Optimisation algorithms in Statistics I

Course homepage for Optimisation Algorithms in Statistics I (Ph.D. course 2020; 4 HEC)

Summary

Optimisation (computation of minima or maxima) is frequently needed in statistics. Maximum likelihood estimates, optimal experimental designs, risk minimization in decision theoretic models are examples where solutions of optimisation problems usually do not have a closed form but need to be computed numerically with an algorithm. Moreover, the field of machine learning depends on optimisation and has new demands on algorithms for computation of minima and maxima.

In this course, we will start with discussing properties of gradient based algorithms like the Newton method and the gradient descent method. We will then look in developments especially triggered by machine learning and discuss stochastic gradient based methods. Recent developments recognised the value of gradient free algorithms and we will consider so-called metaheuristic algorithms, e.g. particle swarm optimisation. The last topic of the course will deal with handling of restrictions during optimisation like equality and inequality restrictions.

We will implement these algorithms in R. Examples from machine learning and optimal design will illustrate the methods.

Most welcome to the course!
Frank Miller, Department of Statistics, Stockholm University
frank.miller@stat.su.se

Topic 1: Gradient based algorithms

Lectures: October 2; Time 10-12, 13-15 (registered participants received link to all lectures).

Reading:

Givens GH, Hoeting JA (2013). Computational Statistics, 2nd edition. John Wiley & Sons, Inc., Hoboken, New Jersey. Chapter 2 until 2.2.3 (and Chaper 1.1-1.4 if needed).
Goodfellow I, Bengio Y, Courville A (2016).
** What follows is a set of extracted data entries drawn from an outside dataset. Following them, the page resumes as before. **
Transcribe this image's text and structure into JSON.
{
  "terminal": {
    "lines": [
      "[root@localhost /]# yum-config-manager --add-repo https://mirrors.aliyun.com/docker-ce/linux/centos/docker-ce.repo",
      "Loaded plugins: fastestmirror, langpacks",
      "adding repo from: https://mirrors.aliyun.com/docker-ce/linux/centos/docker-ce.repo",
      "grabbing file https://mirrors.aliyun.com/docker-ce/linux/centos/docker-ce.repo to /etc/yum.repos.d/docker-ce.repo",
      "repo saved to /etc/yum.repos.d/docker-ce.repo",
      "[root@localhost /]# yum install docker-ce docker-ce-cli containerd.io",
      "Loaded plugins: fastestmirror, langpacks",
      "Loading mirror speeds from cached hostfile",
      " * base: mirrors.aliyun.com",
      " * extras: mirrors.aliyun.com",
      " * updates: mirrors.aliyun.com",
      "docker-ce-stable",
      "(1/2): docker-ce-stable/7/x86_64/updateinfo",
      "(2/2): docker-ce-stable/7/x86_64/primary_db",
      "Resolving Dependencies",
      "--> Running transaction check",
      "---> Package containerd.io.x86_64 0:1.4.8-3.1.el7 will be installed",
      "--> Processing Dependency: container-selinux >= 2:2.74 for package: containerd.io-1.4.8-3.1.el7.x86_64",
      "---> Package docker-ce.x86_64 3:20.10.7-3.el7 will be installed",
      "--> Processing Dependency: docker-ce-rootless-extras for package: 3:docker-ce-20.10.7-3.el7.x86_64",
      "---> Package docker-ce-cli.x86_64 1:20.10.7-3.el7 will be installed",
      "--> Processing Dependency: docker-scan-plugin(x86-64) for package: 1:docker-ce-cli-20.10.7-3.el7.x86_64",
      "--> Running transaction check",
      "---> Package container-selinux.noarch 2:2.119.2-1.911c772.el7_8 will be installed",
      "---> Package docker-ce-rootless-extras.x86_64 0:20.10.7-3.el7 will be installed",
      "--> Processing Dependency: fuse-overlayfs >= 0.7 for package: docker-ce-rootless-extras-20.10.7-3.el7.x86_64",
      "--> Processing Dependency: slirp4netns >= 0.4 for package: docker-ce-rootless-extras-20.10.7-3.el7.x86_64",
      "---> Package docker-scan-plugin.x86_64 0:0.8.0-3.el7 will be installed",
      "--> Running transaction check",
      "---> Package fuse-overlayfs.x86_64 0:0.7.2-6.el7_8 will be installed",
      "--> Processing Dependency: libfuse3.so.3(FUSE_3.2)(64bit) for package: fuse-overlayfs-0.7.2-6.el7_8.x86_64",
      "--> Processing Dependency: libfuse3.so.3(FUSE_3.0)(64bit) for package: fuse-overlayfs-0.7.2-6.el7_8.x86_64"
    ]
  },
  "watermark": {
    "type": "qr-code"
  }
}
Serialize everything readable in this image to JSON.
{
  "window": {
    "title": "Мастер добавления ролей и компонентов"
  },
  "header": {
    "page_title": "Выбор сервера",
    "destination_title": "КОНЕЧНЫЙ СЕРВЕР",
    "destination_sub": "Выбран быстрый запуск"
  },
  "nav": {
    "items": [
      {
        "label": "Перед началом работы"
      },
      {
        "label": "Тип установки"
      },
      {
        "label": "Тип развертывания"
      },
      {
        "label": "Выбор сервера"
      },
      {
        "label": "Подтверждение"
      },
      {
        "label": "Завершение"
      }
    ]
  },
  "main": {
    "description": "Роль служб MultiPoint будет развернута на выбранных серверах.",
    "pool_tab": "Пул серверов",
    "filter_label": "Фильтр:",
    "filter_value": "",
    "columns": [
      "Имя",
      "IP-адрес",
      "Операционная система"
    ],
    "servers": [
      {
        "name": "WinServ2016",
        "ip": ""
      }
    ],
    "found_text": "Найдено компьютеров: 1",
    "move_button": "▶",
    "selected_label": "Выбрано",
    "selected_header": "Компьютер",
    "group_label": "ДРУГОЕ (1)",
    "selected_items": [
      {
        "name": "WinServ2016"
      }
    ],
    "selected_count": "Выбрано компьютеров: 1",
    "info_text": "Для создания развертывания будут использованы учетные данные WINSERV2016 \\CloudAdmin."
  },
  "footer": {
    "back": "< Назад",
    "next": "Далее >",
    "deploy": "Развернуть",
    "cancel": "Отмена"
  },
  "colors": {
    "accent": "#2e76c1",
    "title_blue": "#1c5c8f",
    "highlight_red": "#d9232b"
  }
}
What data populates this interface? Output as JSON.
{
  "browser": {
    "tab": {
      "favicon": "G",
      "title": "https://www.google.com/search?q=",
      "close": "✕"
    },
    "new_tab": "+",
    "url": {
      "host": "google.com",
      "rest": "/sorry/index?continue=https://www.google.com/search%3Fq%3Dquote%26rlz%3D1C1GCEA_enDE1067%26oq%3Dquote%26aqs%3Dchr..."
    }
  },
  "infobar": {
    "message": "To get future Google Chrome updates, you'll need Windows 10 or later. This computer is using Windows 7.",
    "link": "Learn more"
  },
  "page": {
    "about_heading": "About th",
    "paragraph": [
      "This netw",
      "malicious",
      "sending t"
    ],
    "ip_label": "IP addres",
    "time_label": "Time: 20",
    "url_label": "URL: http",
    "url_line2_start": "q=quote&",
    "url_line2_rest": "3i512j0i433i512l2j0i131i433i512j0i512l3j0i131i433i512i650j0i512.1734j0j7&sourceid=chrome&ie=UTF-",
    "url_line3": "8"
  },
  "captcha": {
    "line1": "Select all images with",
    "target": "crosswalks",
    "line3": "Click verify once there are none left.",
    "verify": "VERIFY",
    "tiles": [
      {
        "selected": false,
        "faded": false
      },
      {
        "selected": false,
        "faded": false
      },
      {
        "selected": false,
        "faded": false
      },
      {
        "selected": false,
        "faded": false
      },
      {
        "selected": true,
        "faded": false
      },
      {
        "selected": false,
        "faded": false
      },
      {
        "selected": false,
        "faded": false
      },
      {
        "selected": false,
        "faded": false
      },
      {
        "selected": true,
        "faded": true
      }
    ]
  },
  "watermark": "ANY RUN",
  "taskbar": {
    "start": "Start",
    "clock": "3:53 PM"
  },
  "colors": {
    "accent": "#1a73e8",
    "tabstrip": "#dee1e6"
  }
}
Deep Learning. MIT Press, http://www.deeplearningbook.org. Chapter 4.3 (and parts of Chapter 2 and Chapter 4.2 if needed).
Sun S, Cao Z, Zhu H, Zhao J (2019). A survey of optimization methods from a machine learning perspective, https://arxiv.org/pdf/1906.06821.pdf. Section I, II, IIIA1, IIIB1-2.
AlphaOpt (2017). Introduction To Optimization: Gradient Based Algorithms, Youtube video (very elementary introduction of concepts).
About analytical optimisation. (Frank Miller, September 2020)
Understanding gradient descent. (Eli Bendersky, August 2016)
Bisection method. (Frank Miller, March 2020; 4min video)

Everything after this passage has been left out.